The ongoing conflict between BRICS nations and elected President Donald Trump over the dominance of the US dollar in global trade is increasingly tense as both sides prepare for potential economic impacts.

BRICS nations are actively taking steps to reduce dependence on the dollar. In response, Trump has issued a strong warning, threatening a 100% tax on goods from these countries if they proceed with alternative financial systems.

Russia Defends BRICS Strategy

Russian Deputy Foreign Minister Sergey Ryabkov addressed Trump's threats, asserting that BRICS is not trying to directly challenge the US dollar but is instead responding to US economic policies.

In an interview with Tass, Ryabkov explained that the actions of this bloc are the result of decisions made in Washington, destabilizing the global financial system.

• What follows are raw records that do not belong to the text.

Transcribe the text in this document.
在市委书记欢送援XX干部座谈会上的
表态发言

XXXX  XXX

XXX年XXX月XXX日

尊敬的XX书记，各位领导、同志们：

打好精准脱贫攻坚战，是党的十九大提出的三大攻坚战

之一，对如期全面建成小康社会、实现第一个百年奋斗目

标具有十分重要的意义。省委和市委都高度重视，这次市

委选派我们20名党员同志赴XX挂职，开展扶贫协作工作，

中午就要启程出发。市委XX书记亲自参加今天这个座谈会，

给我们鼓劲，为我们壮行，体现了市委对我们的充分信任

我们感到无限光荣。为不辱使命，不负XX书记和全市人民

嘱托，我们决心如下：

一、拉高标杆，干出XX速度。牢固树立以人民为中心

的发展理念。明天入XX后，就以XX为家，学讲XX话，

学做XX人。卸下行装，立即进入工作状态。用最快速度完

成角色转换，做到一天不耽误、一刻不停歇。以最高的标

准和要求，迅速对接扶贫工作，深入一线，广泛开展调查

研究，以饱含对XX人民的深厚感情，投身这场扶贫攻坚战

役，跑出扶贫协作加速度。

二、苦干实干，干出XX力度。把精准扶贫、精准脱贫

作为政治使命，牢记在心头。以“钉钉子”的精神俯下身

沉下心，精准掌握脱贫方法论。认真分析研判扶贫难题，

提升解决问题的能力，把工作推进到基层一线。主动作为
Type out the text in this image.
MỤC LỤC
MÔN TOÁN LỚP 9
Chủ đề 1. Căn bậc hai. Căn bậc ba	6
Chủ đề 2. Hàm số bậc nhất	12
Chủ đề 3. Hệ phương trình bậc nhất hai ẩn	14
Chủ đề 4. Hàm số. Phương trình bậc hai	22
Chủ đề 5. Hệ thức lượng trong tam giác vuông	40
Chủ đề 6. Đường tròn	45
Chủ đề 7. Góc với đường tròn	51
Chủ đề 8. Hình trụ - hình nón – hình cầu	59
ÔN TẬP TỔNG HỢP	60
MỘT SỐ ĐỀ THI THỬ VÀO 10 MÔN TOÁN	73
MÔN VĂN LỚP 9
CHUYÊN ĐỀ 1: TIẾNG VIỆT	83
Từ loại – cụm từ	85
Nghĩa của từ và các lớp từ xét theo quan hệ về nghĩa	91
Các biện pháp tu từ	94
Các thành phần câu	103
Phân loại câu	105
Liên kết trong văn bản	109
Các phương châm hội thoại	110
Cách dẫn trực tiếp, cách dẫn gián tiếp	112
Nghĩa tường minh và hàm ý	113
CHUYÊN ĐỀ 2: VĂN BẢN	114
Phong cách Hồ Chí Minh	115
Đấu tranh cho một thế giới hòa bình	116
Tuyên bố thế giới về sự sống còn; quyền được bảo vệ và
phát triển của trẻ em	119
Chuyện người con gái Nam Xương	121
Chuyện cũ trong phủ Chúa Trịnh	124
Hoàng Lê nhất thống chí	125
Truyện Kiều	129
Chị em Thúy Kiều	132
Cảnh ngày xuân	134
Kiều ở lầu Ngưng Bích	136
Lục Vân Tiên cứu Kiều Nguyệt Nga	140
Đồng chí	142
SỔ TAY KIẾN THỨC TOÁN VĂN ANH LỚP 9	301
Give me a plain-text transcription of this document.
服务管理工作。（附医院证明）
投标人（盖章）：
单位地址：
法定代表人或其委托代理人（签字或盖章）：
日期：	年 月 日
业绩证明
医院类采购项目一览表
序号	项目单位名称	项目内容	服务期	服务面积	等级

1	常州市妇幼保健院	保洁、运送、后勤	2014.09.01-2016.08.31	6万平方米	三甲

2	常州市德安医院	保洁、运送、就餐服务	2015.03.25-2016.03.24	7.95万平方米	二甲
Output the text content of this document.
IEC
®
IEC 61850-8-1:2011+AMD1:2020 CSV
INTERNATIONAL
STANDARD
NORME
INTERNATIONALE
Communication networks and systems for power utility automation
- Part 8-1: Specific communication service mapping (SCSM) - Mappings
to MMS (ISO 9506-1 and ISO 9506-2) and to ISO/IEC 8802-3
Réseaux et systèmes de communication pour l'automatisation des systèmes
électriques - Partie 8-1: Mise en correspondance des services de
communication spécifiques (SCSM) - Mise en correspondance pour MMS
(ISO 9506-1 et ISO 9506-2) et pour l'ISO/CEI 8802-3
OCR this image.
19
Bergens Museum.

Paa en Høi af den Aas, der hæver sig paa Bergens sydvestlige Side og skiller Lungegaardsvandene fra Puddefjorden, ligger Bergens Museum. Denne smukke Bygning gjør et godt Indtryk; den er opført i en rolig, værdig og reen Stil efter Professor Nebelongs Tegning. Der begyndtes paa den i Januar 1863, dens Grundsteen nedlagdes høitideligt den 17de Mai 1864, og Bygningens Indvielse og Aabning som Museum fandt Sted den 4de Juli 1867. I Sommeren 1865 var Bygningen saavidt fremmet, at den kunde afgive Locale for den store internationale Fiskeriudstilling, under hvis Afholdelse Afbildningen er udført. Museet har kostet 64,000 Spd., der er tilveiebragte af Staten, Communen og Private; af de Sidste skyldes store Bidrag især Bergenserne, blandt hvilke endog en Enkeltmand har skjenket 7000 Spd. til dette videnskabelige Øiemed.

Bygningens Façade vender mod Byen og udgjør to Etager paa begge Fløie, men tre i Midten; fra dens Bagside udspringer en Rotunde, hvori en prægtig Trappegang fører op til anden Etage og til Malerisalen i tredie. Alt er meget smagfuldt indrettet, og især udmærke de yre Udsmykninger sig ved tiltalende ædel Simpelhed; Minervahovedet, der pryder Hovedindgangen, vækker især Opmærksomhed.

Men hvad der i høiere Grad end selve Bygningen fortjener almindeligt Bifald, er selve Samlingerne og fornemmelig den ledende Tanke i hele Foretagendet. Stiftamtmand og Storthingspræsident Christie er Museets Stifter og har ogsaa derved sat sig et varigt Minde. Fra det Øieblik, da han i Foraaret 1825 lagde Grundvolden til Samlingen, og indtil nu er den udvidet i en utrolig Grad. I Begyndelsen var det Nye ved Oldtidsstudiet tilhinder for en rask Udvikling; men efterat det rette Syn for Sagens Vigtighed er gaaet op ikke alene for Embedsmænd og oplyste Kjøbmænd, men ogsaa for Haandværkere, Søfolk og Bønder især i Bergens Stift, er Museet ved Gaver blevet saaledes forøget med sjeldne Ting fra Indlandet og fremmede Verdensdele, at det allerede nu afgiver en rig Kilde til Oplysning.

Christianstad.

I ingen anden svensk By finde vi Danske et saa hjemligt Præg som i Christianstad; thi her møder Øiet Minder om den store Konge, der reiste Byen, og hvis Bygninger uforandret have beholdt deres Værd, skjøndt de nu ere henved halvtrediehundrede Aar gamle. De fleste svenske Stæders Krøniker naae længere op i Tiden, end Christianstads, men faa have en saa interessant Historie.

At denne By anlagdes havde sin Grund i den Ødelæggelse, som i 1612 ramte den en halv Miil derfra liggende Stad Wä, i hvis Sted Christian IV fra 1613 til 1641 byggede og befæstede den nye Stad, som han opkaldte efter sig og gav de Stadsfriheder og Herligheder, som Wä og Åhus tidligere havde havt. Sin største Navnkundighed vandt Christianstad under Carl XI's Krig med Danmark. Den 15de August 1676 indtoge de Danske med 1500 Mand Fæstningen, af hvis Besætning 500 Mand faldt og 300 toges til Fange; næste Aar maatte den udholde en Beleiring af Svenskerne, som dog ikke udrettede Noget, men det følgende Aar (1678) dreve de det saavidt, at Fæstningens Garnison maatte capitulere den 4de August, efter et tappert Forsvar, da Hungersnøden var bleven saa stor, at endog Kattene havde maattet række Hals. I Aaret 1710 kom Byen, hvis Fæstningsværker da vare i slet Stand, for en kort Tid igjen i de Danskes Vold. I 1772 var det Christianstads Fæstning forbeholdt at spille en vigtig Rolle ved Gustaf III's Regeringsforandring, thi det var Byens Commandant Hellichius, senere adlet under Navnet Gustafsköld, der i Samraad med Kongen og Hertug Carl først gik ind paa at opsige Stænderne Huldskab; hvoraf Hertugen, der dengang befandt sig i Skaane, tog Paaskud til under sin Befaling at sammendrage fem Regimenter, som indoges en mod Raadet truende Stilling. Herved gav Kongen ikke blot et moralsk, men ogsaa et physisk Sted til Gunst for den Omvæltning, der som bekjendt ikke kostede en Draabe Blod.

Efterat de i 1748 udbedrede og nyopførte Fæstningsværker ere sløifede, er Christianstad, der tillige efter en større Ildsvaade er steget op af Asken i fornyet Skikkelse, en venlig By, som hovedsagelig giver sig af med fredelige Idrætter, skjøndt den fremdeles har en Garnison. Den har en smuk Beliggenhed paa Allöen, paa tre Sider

Ryabkov agrees with Russian President Vladimir Putin's stance, accusing the United States of undermining global economic stability through harmful policies.

Trump Issues Tough Ultimatum

Tensions escalated earlier this month when Trump made a firm statement about the global role of the dollar. He called on BRICS nations to cease efforts to adopt alternative currencies or create a new financial system.

Trump warns that any country supporting such initiatives will face a 100% export tax to the United States, effectively cutting them off from the U.S. market.

Economic Consequences of Trump's Threat

The measures proposed by Trump have raised concerns in the economic community. Experts warn that such policies could disrupt global trade, increase costs for American consumers, and contribute to inflation.

Countries like Malaysia have expressed concerns that the tax could impact markets, prompting BRICS nations to accelerate the development of alternative financial systems. If successful, this could reduce the dominance of the US dollar in the international market.